Thursday, June 04, 2020

The lie of the land

This is a fine, long essay from Anne Applebaum. Its theme is the Republican Party's loyalty to Trump, even as he trashes their former beliefs. It explores the phenomenon of collaboration and resistance, drawing on Czesław Miłosz's classic book, The Captive Mind. But there is much more of general relevance in there.

It illuminated several of my pet obsessions. I may come back to some of those topics in a later post. This time, I want to use just one of its themes to show why the row over Dominic Cummings and his breach of lockdown is not trivial, as some try and make out. 

Cummings is a courtier. He's unelected. He has no power base other than patronage. He can be removed at a whim, but he wasn't. He was protected. Cummings was elevated to celebrity status by the scandal and allowed to give an unprecedented press conference in the Number Ten Rose Garden. His statement contained a claim so outrageous that it launched hundreds of mocking memes and a sell-out brand of craft beer. Dishonesty filled the air as he gave an account that was completely different to the one his wife had published only a few weeks before. He confirmed that he and his family had gone on a trip to Barnard Castle in breach of the lockdown, something that had been vehemently denied previously. Then came the big one, the utterly absurd reason he gave for his visit. He drove the sixty-mile round trip to test whether his eyesight was impaired. And as he left the garden after he made his statement, he smirked. He knew that he wouldn't be sacked. Any lie would make no difference. And Anne Appelbaum tells us why:
Sometimes the point isn’t to make people believe a lie—it’s to make people fear the liar.
Cummings is powerful and protected. His excuse showed just how powerful he is. It said to his enemies, 'I am dangerous.' He can say anything with impunity. He can be ridiculed, but that only increases his power. People, however much they loathe him, know that if he can get away with something so absurd, he can't be touched.

It's all part of a style. Never apologise, never resign, never bother about the truth. In a constitution based on convention rather than law, ignore restraints. If you get caught out, shrug your shoulders and carry on. Illegally proroguing Parliament was a resignation matter. Nobody resigned.

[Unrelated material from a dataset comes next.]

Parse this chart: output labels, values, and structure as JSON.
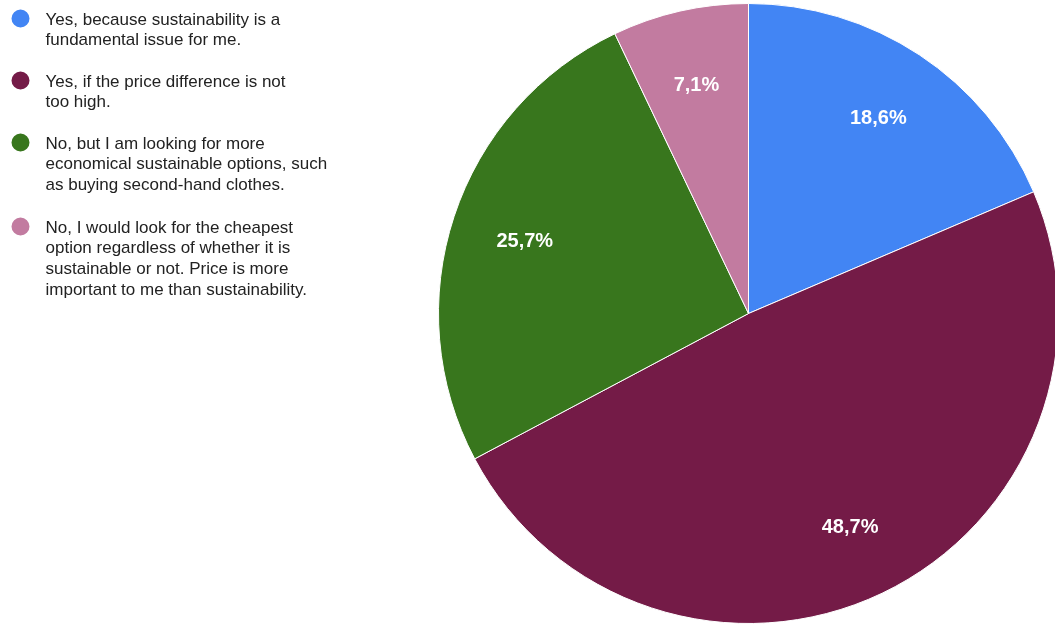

Cummings is not a pluralist, I doubt if he is even a democrat. He is an authoritarian devoted to the centralisation of power. His thinking is banal. He is no evil genius, just amoral. This is where the appeal lies. Appelbaum again:
This, of course, was the insight of the “alt-right,” which understood the dark allure of amorality, open racism, anti-Semitism, and misogyny long before many others in the Republican Party. Mikhail Bakhtin, the Russian philosopher and literary critic, recognized the lure of the forbidden a century ago, writing about the deep appeal of the carnival, a space where everything banned is suddenly allowed, where eccentricity is permitted, where profanity defeats piety. The Trump administration is like that: Nothing means anything, rules don’t matter, and the president is the carnival king.
For Trump read Johnson. His whole career is based on 'telling it as it is,' a euphemism for transgressive deceit. He built his career on writing outrageous distortions about the European Union. He introduced racist and derogatory tropes into his journalism. All were delivered in the style of his unthreatening, comic, upper-class, faux persona. He was offensive with a smile. And that, for some people, is liberating. After all,
If there is no such thing as moral and immoral, then everyone is implicitly released from the need to obey any rules.
Johnson is not a serious politician. He is a bundle of needy entitlement combined with ambition without ability. Cummings is serious, with roots in the sewer of the alt-right. Mix the frivolity of transgression with the absence of any compulsion to tell the truth, and you end up with our own version of the Trump presidency. Smaller, more modest, not as overtly unpleasant, but, in its own way, just as indecent. This is where we are now. It disturbs me.

2 comments:

Anonymous said...

Another blog post Peter.
AndyH

Anonymous said...

Sorry, I meant to write another excellent blog post Peter.